I also believe that the horrific 9-11 attacks are playing a major role in this desire for reengagement. We have certainly learned that we cannot afford to respond passively to the forces swirling around us.

We now better understand how decisions are made and actions taken in New York and Washington, D.C., in Kabul or in Abu Ghraib, and how they directly affect each and every one of us, from a gallon of gas, to new security restrictions at our airports, to our sons, daughters, wives and husbands bravely fighting in the war in Iraq.

What has become abundantly clear is that a reinvigorated national discourse, one that allows us to more rationally consider what we must do next, is absolutely essential. And this can only happen if government, the news media and the citizenry all insist that we communicate with each other in a different fashion.

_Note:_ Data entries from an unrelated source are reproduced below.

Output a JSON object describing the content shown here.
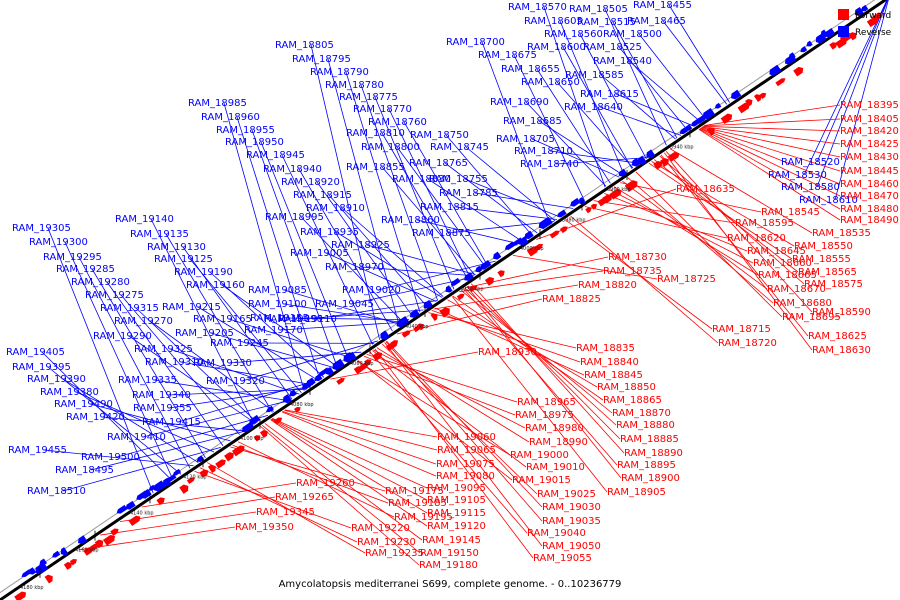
{
  "caption": "Amycolatopsis mediterranei S699, complete genome. - 0..10236779",
  "legend": {
    "forward_label": "Forward",
    "reverse_label": "Reverse",
    "forward_color": "#ff0000",
    "reverse_color": "#0000ff"
  },
  "ticks": [
    "3940 kbp",
    "3960 kbp",
    "3980 kbp",
    "4000 kbp",
    "4020 kbp",
    "4040 kbp",
    "4060 kbp",
    "4080 kbp",
    "4100 kbp",
    "4120 kbp",
    "4140 kbp",
    "4160 kbp",
    "4180 kbp"
  ],
  "reverse_labels": [
    "RAM_18570",
    "RAM_18505",
    "RAM_18455",
    "RAM_18605",
    "RAM_18515",
    "RAM_18465",
    "RAM_18560",
    "RAM_18500",
    "RAM_18600",
    "RAM_18525",
    "RAM_18700",
    "RAM_18540",
    "RAM_18675",
    "RAM_18585",
    "RAM_18655",
    "RAM_18650",
    "RAM_18615",
    "RAM_18690",
    "RAM_18640",
    "RAM_18685",
    "RAM_18705",
    "RAM_18710",
    "RAM_18740",
    "RAM_18805",
    "RAM_18795",
    "RAM_18790",
    "RAM_18780",
    "RAM_18775",
    "RAM_18770",
    "RAM_18760",
    "RAM_18810",
    "RAM_18750",
    "RAM_18800",
    "RAM_18745",
    "RAM_18855",
    "RAM_18765",
    "RAM_18830",
    "RAM_18755",
    "RAM_18785",
    "RAM_18815",
    "RAM_18860",
    "RAM_18875",
    "RAM_18985",
    "RAM_18960",
    "RAM_18955",
    "RAM_18950",
    "RAM_18945",
    "RAM_18940",
    "RAM_18920",
    "RAM_18915",
    "RAM_18910",
    "RAM_18995",
    "RAM_18935",
    "RAM_18925",
    "RAM_19005",
    "RAM_18970",
    "RAM_19020",
    "RAM_19045",
    "RAM_19085",
    "RAM_19090",
    "RAM_19100",
    "RAM_19110",
    "RAM_19170",
    "RAM_19155",
    "RAM_19140",
    "RAM_19135",
    "RAM_19130",
    "RAM_19125",
    "RAM_19190",
    "RAM_19160",
    "RAM_19215",
    "RAM_19165",
    "RAM_19205",
    "RAM_19245",
    "RAM_19330",
    "RAM_19320",
    "RAM_19305",
    "RAM_19300",
    "RAM_19295",
    "RAM_19285",
    "RAM_19280",
    "RAM_19275",
    "RAM_19315",
    "RAM_19270",
    "RAM_19290",
    "RAM_19325",
    "RAM_19310",
    "RAM_19335",
    "RAM_19340",
    "RAM_19355",
    "RAM_19415",
    "RAM_19410",
    "RAM_19405",
    "RAM_19395",
    "RAM_19390",
    "RAM_19380",
    "RAM_19490",
    "RAM_19420",
    "RAM_19455",
    "RAM_19500",
    "RAM_18495",
    "RAM_18510",
    "RAM_18520",
    "RAM_18530",
    "RAM_18580",
    "RAM_18610"
  ],
  "forward_labels": [
    "RAM_18395",
    "RAM_18405",
    "RAM_18420",
    "RAM_18425",
    "RAM_18430",
    "RAM_18445",
    "RAM_18460",
    "RAM_18470",
    "RAM_18480",
    "RAM_18490",
    "RAM_18635",
    "RAM_18545",
    "RAM_18535",
    "RAM_18595",
    "RAM_18620",
    "RAM_18550",
    "RAM_18645",
    "RAM_18555",
    "RAM_18660",
    "RAM_18565",
    "RAM_18665",
    "RAM_18575",
    "RAM_18670",
    "RAM_18680",
    "RAM_18590",
    "RAM_18695",
    "RAM_18625",
    "RAM_18715",
    "RAM_18630",
    "RAM_18720",
    "RAM_18730",
    "RAM_18735",
    "RAM_18725",
    "RAM_18820",
    "RAM_18825",
    "RAM_18930",
    "RAM_18835",
    "RAM_18840",
    "RAM_18845",
    "RAM_18850",
    "RAM_18865",
    "RAM_18870",
    "RAM_18880",
    "RAM_18885",
    "RAM_18890",
    "RAM_18895",
    "RAM_18900",
    "RAM_18905",
    "RAM_18965",
    "RAM_18975",
    "RAM_18980",
    "RAM_18990",
    "RAM_19000",
    "RAM_19010",
    "RAM_19015",
    "RAM_19025",
    "RAM_19030",
    "RAM_19035",
    "RAM_19040",
    "RAM_19050",
    "RAM_19055",
    "RAM_19060",
    "RAM_19065",
    "RAM_19075",
    "RAM_19080",
    "RAM_19095",
    "RAM_19105",
    "RAM_19115",
    "RAM_19120",
    "RAM_19145",
    "RAM_19150",
    "RAM_19180",
    "RAM_19175",
    "RAM_19185",
    "RAM_19195",
    "RAM_19220",
    "RAM_19230",
    "RAM_19235",
    "RAM_19260",
    "RAM_19265",
    "RAM_19345",
    "RAM_19350"
  ]
}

In September of 1936, at the height of that year's presidential campaign, a book was published titled America at the Crossroads. It provided a useful compendium of Alf Landon's thoughts and proposals, and its first chapter was titled The New Frontier. Catchy phrase, don't you think?

The Republican presidential candidate said this: "We are aware that we must make our own joint contributions to the solutions of the problems of our times. Each generation in turn has its own problems to solve for posterity. No age has escaped this inspiring responsibility. If such there were, then that would be an age of stagnation."

Alf Landon would have understood the moral and communication imperatives of this era as well as anyone, and he would have urged us all to become a little less fractious, a little less partisan, make a concerted effort to speak in a civil tongue, consider what is in everyone's best interest, and then to move forward. And that's excellent advice and I hope we have the wisdom to take it.